Semantic Object Accuracy for Generative Text-to-Image Synthesis

TL;DR

This work tackles the difficulty of generating complex, multi-object scenes conditioned on captions by introducing OP-GAN, which injects explicit object-centric conditioning via dedicated object pathways in both the generator and discriminators. It also introduces Semantic Object Accuracy (SOA), an evaluation metric that uses a pre-trained object detector to verify that caption-mentioned objects appear in the generated images, providing both class- and image-level scores and improving diagnostic insight beyond traditional metrics. Across MS-COCO experiments, OP-GAN variants outperform baselines on standard metrics and especially on SOA, with human studies confirming the SOA ranking.
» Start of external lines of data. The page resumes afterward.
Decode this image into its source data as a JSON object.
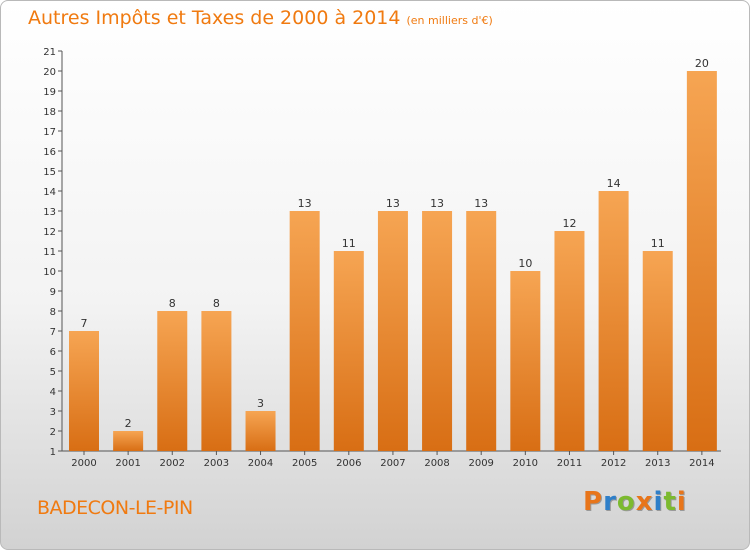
{
  "title": "Autres Impôts et Taxes de 2000 à 2014",
  "unit": "(en milliers d'€)",
  "commune": "BADECON-LE-PIN",
  "logo": {
    "text": "Proxiti",
    "letter_colors": [
      "#e8751a",
      "#2e7fc9",
      "#7cba2f",
      "#e8751a",
      "#2e7fc9",
      "#7cba2f",
      "#e8751a"
    ]
  },
  "colors": {
    "bar_light": "#f6a553",
    "bar_dark": "#d86e14",
    "title": "#f07a10"
  },
  "chart_data": {
    "type": "bar",
    "title": "Autres Impôts et Taxes de 2000 à 2014",
    "subtitle": "(en milliers d'€)",
    "categories": [
      "2000",
      "2001",
      "2002",
      "2003",
      "2004",
      "2005",
      "2006",
      "2007",
      "2008",
      "2009",
      "2010",
      "2011",
      "2012",
      "2013",
      "2014"
    ],
    "values": [
      7,
      2,
      8,
      8,
      3,
      13,
      11,
      13,
      13,
      13,
      10,
      12,
      14,
      11,
      20
    ],
    "ylim": [
      1,
      21
    ],
    "yticks": [
      1,
      2,
      3,
      4,
      5,
      6,
      7,
      8,
      9,
      10,
      11,
      12,
      13,
      14,
      15,
      16,
      17,
      18,
      19,
      20,
      21
    ],
    "grid": false,
    "legend": "none"
  }
}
The results demonstrate the value of explicit object modeling for text-to-image synthesis and propose SOA as a practical, caption-aware tool for evaluating and guiding future models.

Abstract

Generative adversarial networks conditioned on textual image descriptions are capable of generating realistic-looking images. However, current methods still struggle to generate images based on complex image captions from a heterogeneous domain. Furthermore, quantitatively evaluating these text-to-image models is challenging, as most evaluation metrics only judge image quality but not the conformity between the image and its caption. To address these challenges we introduce a new model that explicitly models individual objects within an image and a new evaluation metric called Semantic Object Accuracy (SOA) that specifically evaluates images given an image caption. The SOA uses a pre-trained object detector to evaluate if a generated image contains objects that are mentioned in the image caption, e.g. whether an image generated from "a car driving down the street" contains a car. We perform a user study comparing several text-to-image models and show that our SOA metric ranks the models the same way as humans, whereas other metrics such as the Inception Score do not. Our evaluation also shows that models which explicitly model objects outperform models which only model global image characteristics.

Paper Structure

This paper contains 7 sections, 14 equations, 9 figures, 4 tables.

Figures (9)

  • Figure 1: Overview of our model architecture called OP-GAN. The top row shows a high-level summary of our architecture, while the bottom two rows show details of the individual generators and discriminators.
  • Figure 2: Examples when IS fails for COCO images. The top row shows images for which the Inception-Net has very high entropy in its output layer, possibly because the images contain more than one object and are often not centered. The second row shows images containing different objects and scenes which were nonetheless all assigned to the same class by the Inception-Net, thereby negatively affecting the overall predicted diversity in the images.
  • Figure 3: Examples when R-precision fails for COCO images. The top row shows images from the COCO data set. The middle row shows the correct caption and the bottom row gives examples for characteristics of captions that are rated as being more similar than the original caption.
  • Figure 4: Comparison of images generated by different variations of our models.
  • Figure 5: Comparison of SOA scores: SOA per class with degree of a bin reflecting relative frequency of that class.